Social Security or Social Insecurity?

Social Security is all trust and no fund. There’s no stash of your cash in an account with your name on it that nobody can touch. The money that beneficiaries get comes from the paychecks of their working children, grand-children, friends and neighbors. If you had private accounts, there would be cash in an account with your name on it. Therefore, Social Security is not a“social insurance plan” like it is described by some, but a welfare program that takes money from working people to give to retired people (who, by the way, must pay income taxes on a certain amount of the benefits received).

Just like Ponzi’s plan, Social Security does not make any real investments – it just takes money from later “investors” or taxpayers, to pay benefits to earlier, now retired, taxpayers. Like Ponzi, Social Security, in the future, will not be able to recruit new “investors” fast enough to continue paying promised benefits to previous investors (today and tomorrow’s retired seniors). Because each year there is fewer young workers relative to the number of retirees, Social Security will eventually collapse, just like Ponzi’s scheme. It is now estimated that by the year 2017 (or sooner if the recession continues), Social Security will be paying out more than it will be taking in. It is expected to become insolvent around the year 2040 or there about.

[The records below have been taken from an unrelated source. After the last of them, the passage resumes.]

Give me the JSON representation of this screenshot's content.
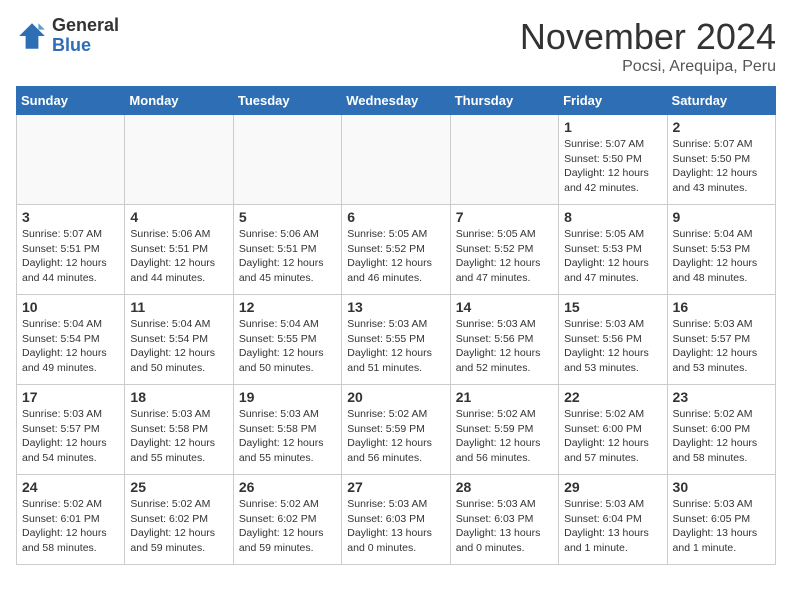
{
  "header": {
    "logo_general": "General",
    "logo_blue": "Blue",
    "month_title": "November 2024",
    "location": "Pocsi, Arequipa, Peru"
  },
  "days_of_week": [
    "Sunday",
    "Monday",
    "Tuesday",
    "Wednesday",
    "Thursday",
    "Friday",
    "Saturday"
  ],
  "weeks": [
    [
      {
        "day": "",
        "info": ""
      },
      {
        "day": "",
        "info": ""
      },
      {
        "day": "",
        "info": ""
      },
      {
        "day": "",
        "info": ""
      },
      {
        "day": "",
        "info": ""
      },
      {
        "day": "1",
        "info": "Sunrise: 5:07 AM\nSunset: 5:50 PM\nDaylight: 12 hours\nand 42 minutes."
      },
      {
        "day": "2",
        "info": "Sunrise: 5:07 AM\nSunset: 5:50 PM\nDaylight: 12 hours\nand 43 minutes."
      }
    ],
    [
      {
        "day": "3",
        "info": "Sunrise: 5:07 AM\nSunset: 5:51 PM\nDaylight: 12 hours\nand 44 minutes."
      },
      {
        "day": "4",
        "info": "Sunrise: 5:06 AM\nSunset: 5:51 PM\nDaylight: 12 hours\nand 44 minutes."
      },
      {
        "day": "5",
        "info": "Sunrise: 5:06 AM\nSunset: 5:51 PM\nDaylight: 12 hours\nand 45 minutes."
      },
      {
        "day": "6",
        "info": "Sunrise: 5:05 AM\nSunset: 5:52 PM\nDaylight: 12 hours\nand 46 minutes."
      },
      {
        "day": "7",
        "info": "Sunrise: 5:05 AM\nSunset: 5:52 PM\nDaylight: 12 hours\nand 47 minutes."
      },
      {
        "day": "8",
        "info": "Sunrise: 5:05 AM\nSunset: 5:53 PM\nDaylight: 12 hours\nand 47 minutes."
      },
      {
        "day": "9",
        "info": "Sunrise: 5:04 AM\nSunset: 5:53 PM\nDaylight: 12 hours\nand 48 minutes."
      }
    ],
    [
      {
        "day": "10",
        "info": "Sunrise: 5:04 AM\nSunset: 5:54 PM\nDaylight: 12 hours\nand 49 minutes."
      },
      {
        "day": "11",
        "info": "Sunrise: 5:04 AM\nSunset: 5:54 PM\nDaylight: 12 hours\nand 50 minutes."
      },
      {
        "day": "12",
        "info": "Sunrise: 5:04 AM\nSunset: 5:55 PM\nDaylight: 12 hours\nand 50 minutes."
      },
      {
        "day": "13",
        "info": "Sunrise: 5:03 AM\nSunset: 5:55 PM\nDaylight: 12 hours\nand 51 minutes."
      },
      {
        "day": "14",
        "info": "Sunrise: 5:03 AM\nSunset: 5:56 PM\nDaylight: 12 hours\nand 52 minutes."
      },
      {
        "day": "15",
        "info": "Sunrise: 5:03 AM\nSunset: 5:56 PM\nDaylight: 12 hours\nand 53 minutes."
      },
      {
        "day": "16",
        "info": "Sunrise: 5:03 AM\nSunset: 5:57 PM\nDaylight: 12 hours\nand 53 minutes."
      }
    ],
    [
      {
        "day": "17",
        "info": "Sunrise: 5:03 AM\nSunset: 5:57 PM\nDaylight: 12 hours\nand 54 minutes."
      },
      {
        "day": "18",
        "info": "Sunrise: 5:03 AM\nSunset: 5:58 PM\nDaylight: 12 hours\nand 55 minutes."
      },
      {
        "day": "19",
        "info": "Sunrise: 5:03 AM\nSunset: 5:58 PM\nDaylight: 12 hours\nand 55 minutes."
      },
      {
        "day": "20",
        "info": "Sunrise: 5:02 AM\nSunset: 5:59 PM\nDaylight: 12 hours\nand 56 minutes."
      },
      {
        "day": "21",
        "info": "Sunrise: 5:02 AM\nSunset: 5:59 PM\nDaylight: 12 hours\nand 56 minutes."
      },
      {
        "day": "22",
        "info": "Sunrise: 5:02 AM\nSunset: 6:00 PM\nDaylight: 12 hours\nand 57 minutes."
      },
      {
        "day": "23",
        "info": "Sunrise: 5:02 AM\nSunset: 6:00 PM\nDaylight: 12 hours\nand 58 minutes."
      }
    ],
    [
      {
        "day": "24",
        "info": "Sunrise: 5:02 AM\nSunset: 6:01 PM\nDaylight: 12 hours\nand 58 minutes."
      },
      {
        "day": "25",
        "info": "Sunrise: 5:02 AM\nSunset: 6:02 PM\nDaylight: 12 hours\nand 59 minutes."
      },
      {
        "day": "26",
        "info": "Sunrise: 5:02 AM\nSunset: 6:02 PM\nDaylight: 12 hours\nand 59 minutes."
      },
      {
        "day": "27",
        "info": "Sunrise: 5:03 AM\nSunset: 6:03 PM\nDaylight: 13 hours\nand 0 minutes."
      },
      {
        "day": "28",
        "info": "Sunrise: 5:03 AM\nSunset: 6:03 PM\nDaylight: 13 hours\nand 0 minutes."
      },
      {
        "day": "29",
        "info": "Sunrise: 5:03 AM\nSunset: 6:04 PM\nDaylight: 13 hours\nand 1 minute."
      },
      {
        "day": "30",
        "info": "Sunrise: 5:03 AM\nSunset: 6:05 PM\nDaylight: 13 hours\nand 1 minute."
      }
    ]
  ]
}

How long will it be before our elected representatives finally try to make Social Security a financially viable program so that future retirees will be able to count on receiving benefits during their retirement years? The most “politically incorrect” answer is what Pres. Bush tried to do a few years ago, after reading a report by the late Sen. Patrick Moynihan (D-NY) and former Sen. John Breaux (D-LA), who suggested using part of the payments, now being made by today’s workers into the present Social Security system, into private accounts that become the property of the worker, which can be passed on to his/her heirs upon death. It has been shown that over the years, a three or four times better return can be realized by letting people put some of their F.I.C.A. contributions into “blue chip” equities or debt instruments (AAA Bonds). Even in today’s down market, a worker would be getting a greater return on his contributions than he would get from the present system, if he had a partially “private” Social Security account as described above (if it was setup 20 or more years ago). Yes, there is no 100% guarantee, but past experience, over the last century, has shown that it is most probable that a worker would be vastly better off with a partially privatized system, even taking into account the ups and downs of the market, through good economic times or bad. We must try something as the present system is going broke, just like Bernie Madoff’s financial empire which came crashing down. Even a “Ponzi Scheme” run by the government is not immune from disaster.
Written by Chuck Lehmann


Bookmark and Share

1 comment:

Joe Hauser said...

Think of all the money that is made "off the books" in our country that is not taxed. It's got to be in the many tens of billions of dollars. Wouldn't an incentive be for people to work "on the books", if some of the money that they feel they are now "dumping down a rathole" would be going to their own private account for their retirement? People normally act in their own self-interest, so why don't the self-serving politicians do what is right for the people instead of what is right for themselves, mainly to get re-elected.